Family Disputes Officer's Claims After Neighbors' Feud Turns Deadly

An elderly man died from his injuries and two women suffered non-life-threatening injuries

A 91-year-old Chicago woman shot following an altercation with her neighbors, one of which is an off-duty police officer, is disputing claims made by police about what led to the shooting that killed her husband and left another woman wounded.

“This family is grieving and they are hurting and there’s a story out there being told that’s not the truth,” attorney Brunell Donald-Kayei, who represents Hazel Jones, told reporters Thursday.

The shootings occurred at about 2:15 p.m. last Friday outside two homes in the 8400 block of South Carpenter.

According to a statement from Chicago Police, the officer was inside the home when he heard his wife and a female neighbor arguing. The officer said he went outside and witnessed the neighbor throwing dirt and rocks at his wife and hitting here with a broom.

At that point, police say the neighbor's husband, 86-year-old Joe Huff, came out with a shotgun and fired, hitting the officer's wife in the arm and head. At that point, the officer says he shot Huff, and when Huff's wife tried to pick up the shotgun, he shot her as well after she ignored a verbal order not to.

Huff died from his injuries and the two women suffered non-life-threatening injuries.

An attorney representing Huff's wife, Jones, who was recently released from the hospital after being treated for three gunshot wounds, says there are several discrepancies between what the officer claims and what Jones recounted.
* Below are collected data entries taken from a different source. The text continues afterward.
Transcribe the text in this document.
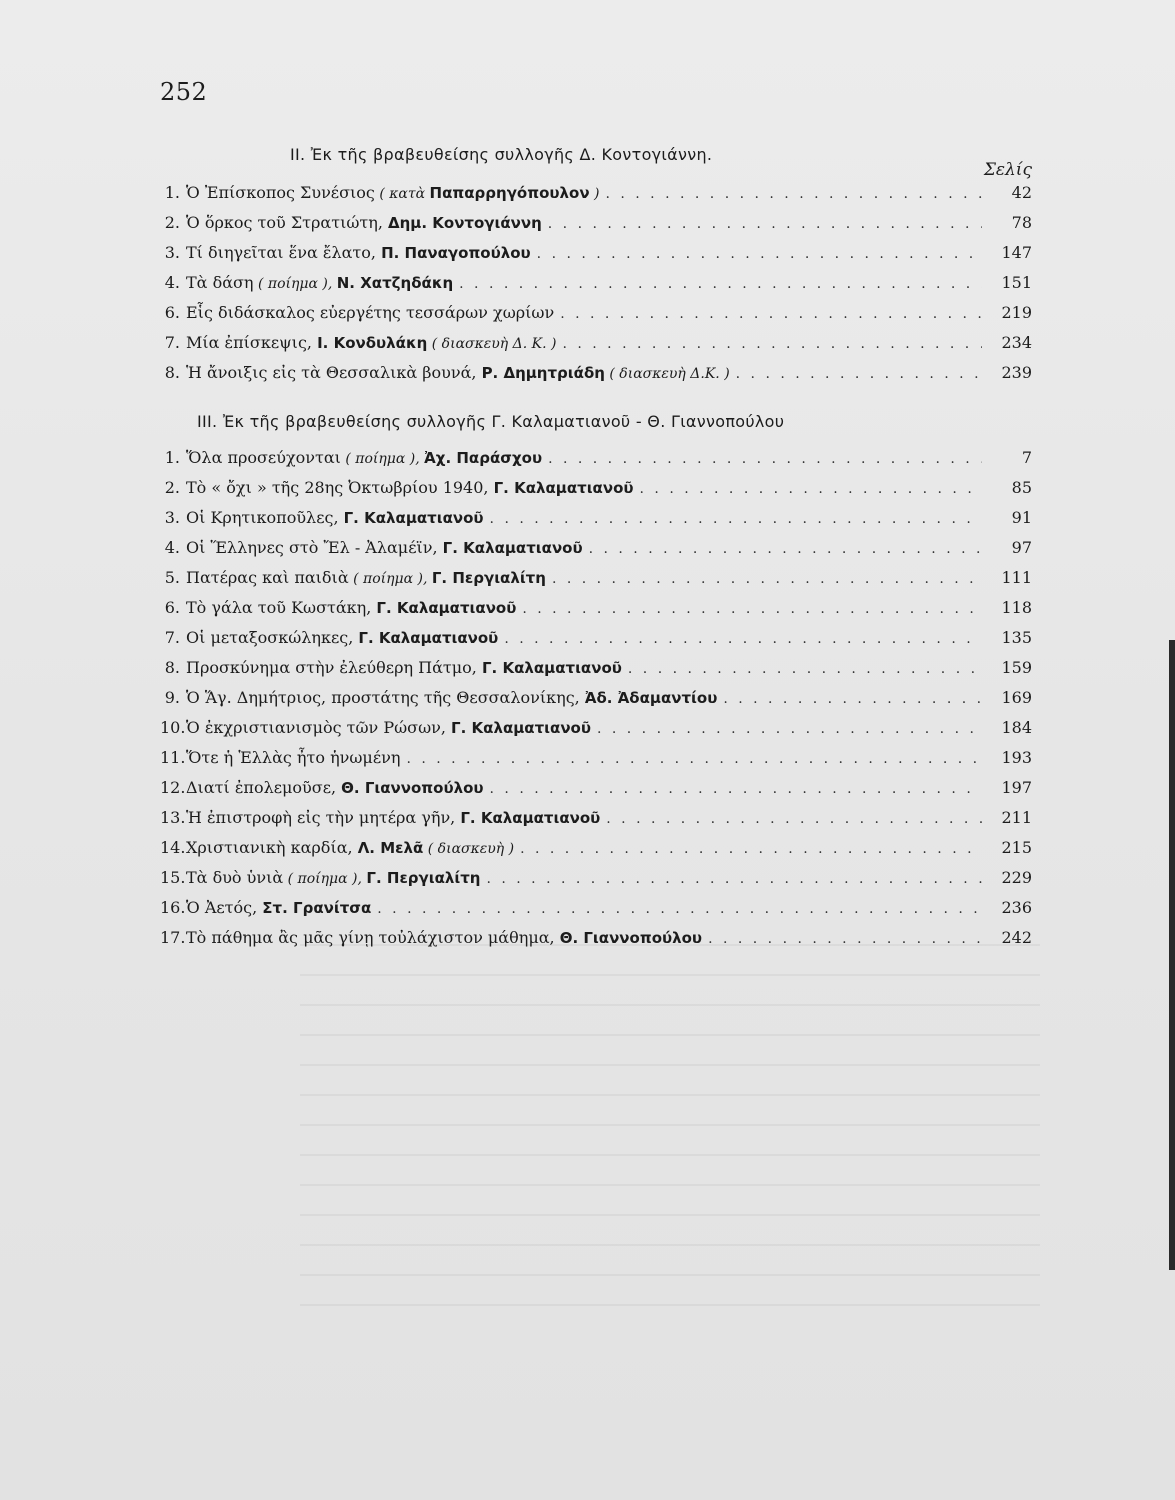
252
II. Ἐκ τῆς βραβευθείσης συλλογῆς Δ. Κοντογιάννη.
Σελίς
1. Ὁ Ἐπίσκοπος Συνέσιος ( κατὰ Παπαρρηγόπουλον ) . . .	42
2. Ὁ ὅρκος τοῦ Στρατιώτη, Δημ. Κοντογιάννη . . .	78
3. Τί διηγεῖται ἕνα ἔλατο, Π. Παναγοπούλου . . .	147
4. Τὰ δάση ( ποίημα ), Ν. Χατζηδάκη . . .	151
6. Εἷς διδάσκαλος εὐεργέτης τεσσάρων χωρίων . . .	219
7. Μία ἐπίσκεψις, Ι. Κονδυλάκη ( διασκευὴ Δ. Κ. ) . . .	234
8. Ἡ ἄνοιξις εἰς τὰ Θεσσαλικὰ βουνά, Ρ. Δημητριάδη ( διασκευὴ Δ.Κ. ) . . .	239
III. Ἐκ τῆς βραβευθείσης συλλογῆς Γ. Καλαματιανοῦ - Θ. Γιαννοπούλου
1. Ὅλα προσεύχονται ( ποίημα ), Ἀχ. Παράσχου . . .	7
2. Τὸ « ὄχι » τῆς 28ης Ὀκτωβρίου 1940, Γ. Καλαματιανοῦ . . .	85
3. Οἱ Κρητικοποῦλες, Γ. Καλαματιανοῦ . . .	91
4. Οἱ Ἕλληνες στὸ Ἔλ - Ἀλαμέϊν, Γ. Καλαματιανοῦ . . .	97
5. Πατέρας καὶ παιδιὰ ( ποίημα ), Γ. Περγιαλίτη . . .	111
6. Τὸ γάλα τοῦ Κωστάκη, Γ. Καλαματιανοῦ . . .	118
7. Οἱ μεταξοσκώληκες, Γ. Καλαματιανοῦ . . .	135
8. Προσκύνημα στὴν ἐλεύθερη Πάτμο, Γ. Καλαματιανοῦ . . .	159
9. Ὁ Ἅγ. Δημήτριος, προστάτης τῆς Θεσσαλονίκης, Ἀδ. Ἀδαμαντίου . . .	169
10. Ὁ ἐκχριστιανισμὸς τῶν Ρώσων, Γ. Καλαματιανοῦ . . .	184
11. Ὅτε ἡ Ἑλλὰς ἦτο ἡνωμένη . . .	193
12. Διατί ἐπολεμοῦσε, Θ. Γιαννοπούλου . . .	197
13. Ἡ ἐπιστροφὴ εἰς τὴν μητέρα γῆν, Γ. Καλαματιανοῦ . . .	211
14. Χριστιανικὴ καρδία, Λ. Μελᾶ ( διασκευὴ ) . . .	215
15. Τὰ δυὸ ὑνιὰ ( ποίημα ), Γ. Περγιαλίτη . . .	229
16. Ὁ Ἀετός, Στ. Γρανίτσα . . .	236
17. Τὸ πάθημα ἂς μᾶς γίνῃ τοὐλάχιστον μάθημα, Θ. Γιαννοπούλου . . .	242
“This is a woman who’s fighting cancer, cholesterol, diabetes," Donald-Kayei said Thursday. "She takes zillions of pills a day and yet the police will have you believe that on the day in question she became Rambo, Arnold Schwarzenegger and all types of war heroes diving for a shotgun.”

Donald-Kayei claims that Jones did not throw dirt and rocks on her neighbor, but instead said the dirt and rocks were thrown at Jones by the neighbor. She also disputed the claim that Jones told her husband to "get that thing," referring to the shotgun.

Fraternal Order of Police President Pat Camden on the day of the shooting called the incident a "tragedy."

"The minute a shotgun gets involved and somebody pulls the trigger it goes from being a simple dispute to a tragedy," Camden said.

Relatives from both families have said the couples had been feuding for almost a decade, arguments that were mostly verbal, but on at least one occasion involved a shovel.

“This is not something that started on the one hot day afternoon. This is something that’s been brewing about 12 years,” Donald-Kayei said.

Family members stood behind Jones as she told reporters she’s “trying to be alright.”

“We’re just filled with mixed emotions,” said Huff’s granddaughter Ebony Huff. “We’re hurt, we’re sad, we’re angry, we’re enraged. We feel hopeless, not defeated.”

“I’ve done everything I could to try to prevent this,” said Jones' nephew Dennis Johnson. “I’ve had fences installed, I’ve had this property surveyed, but we tried to let all that go to keep peace. If you look you’ll see that.”

Jones, 91, was charged with one count of aggravated assault to a police officer and two counts of battery, all misdemeanors. Family members and Donald-Kayei say they plan to fight those charges.

“This is a fight, this is not some stunt, people’s lives have been devastated and we have a duty, police officers owe us a duty, prosecutors owe us a duty to do a thorough investigation before you throw charges on people,” Donald-Kayei said. “There’s always two sides to a story. We will get to the bottom of this.”